この本がなぜ売れたのかを、小説の魅力とはまったく別の側面から分析される方が多くいらっしゃるということは、私も認識しております。
そして、認識しているだけではなく、私もそれらの方と同じ見解を抱いています。
セカチューは、純愛ブームやマーケティング戦略に乗っかった形で売れていった小説です。
「小説としての魅力」とはまったく別の観点から、セカチューはベストセラーのポジションを得るに至った、と断言します。
しかし、「だからセカチューはつまらないんだ」という意見に対しては、一言申し上げたいと思います。
上で述べたように、ベストセラーかどうかということは、小説の面白さ・つまらなさとは全く相関がありません。
どうか、先入観をすべて抜きにして、あたらめてセカチューと向き合ってはいただけないものでしょうか。
史上空前のベストセラーだということも、純愛ブームを形成したという事実も、すべて忘れて。
当の作者(片山恭一)は、セカチューブームに対して一貫して距離をおいた態度を取り続けた、といわれています。

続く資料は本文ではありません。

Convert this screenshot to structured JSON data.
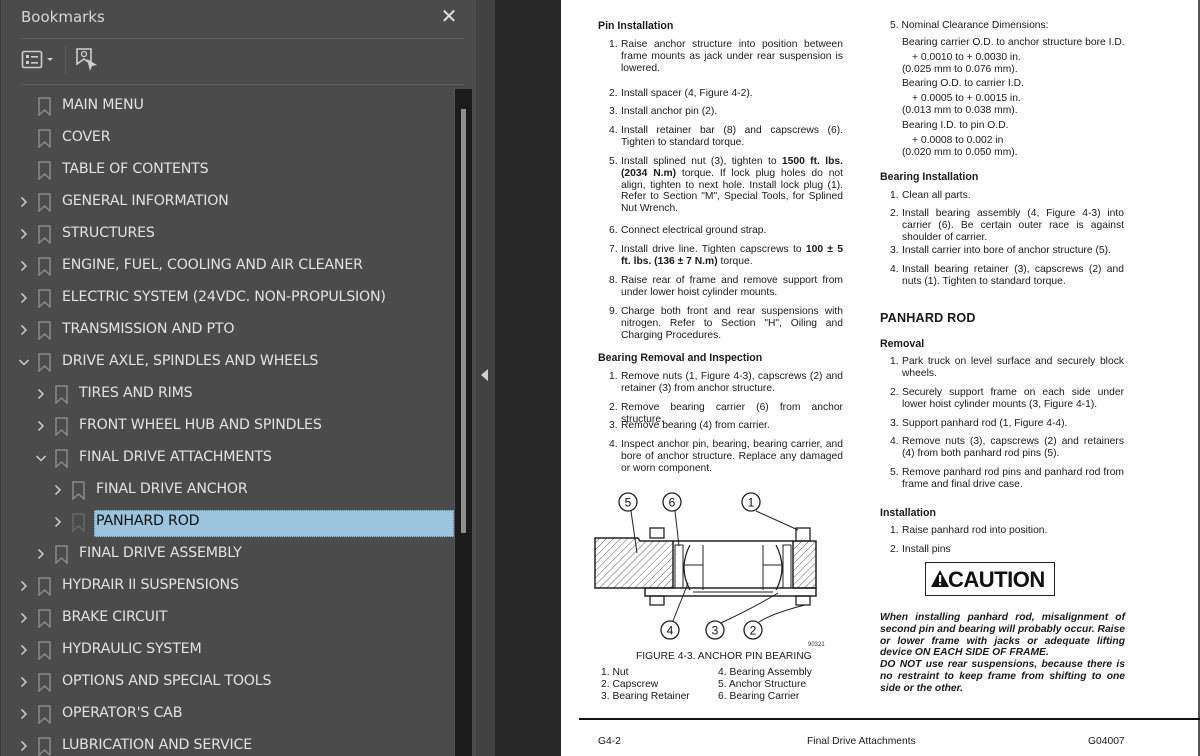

これだけ売っておきながら何と失礼な、という批判もあるのでしょうが、裏を返せばセカチューブームが作者の意図せざるものであったことに他なりません。
これから何度となく解釈していくことになりますので、詳しい説明はここでは省きます。
しかし、これだけは言えます。セカチューは純愛小説でもなければ、恋愛小説ですらありません。
「日本出版史上もっとも売れた単行本」の言いたかったことは、果たして何なのでしょうか。
あらためて手に取って、もう一度読まれてみてはいかがでしょう。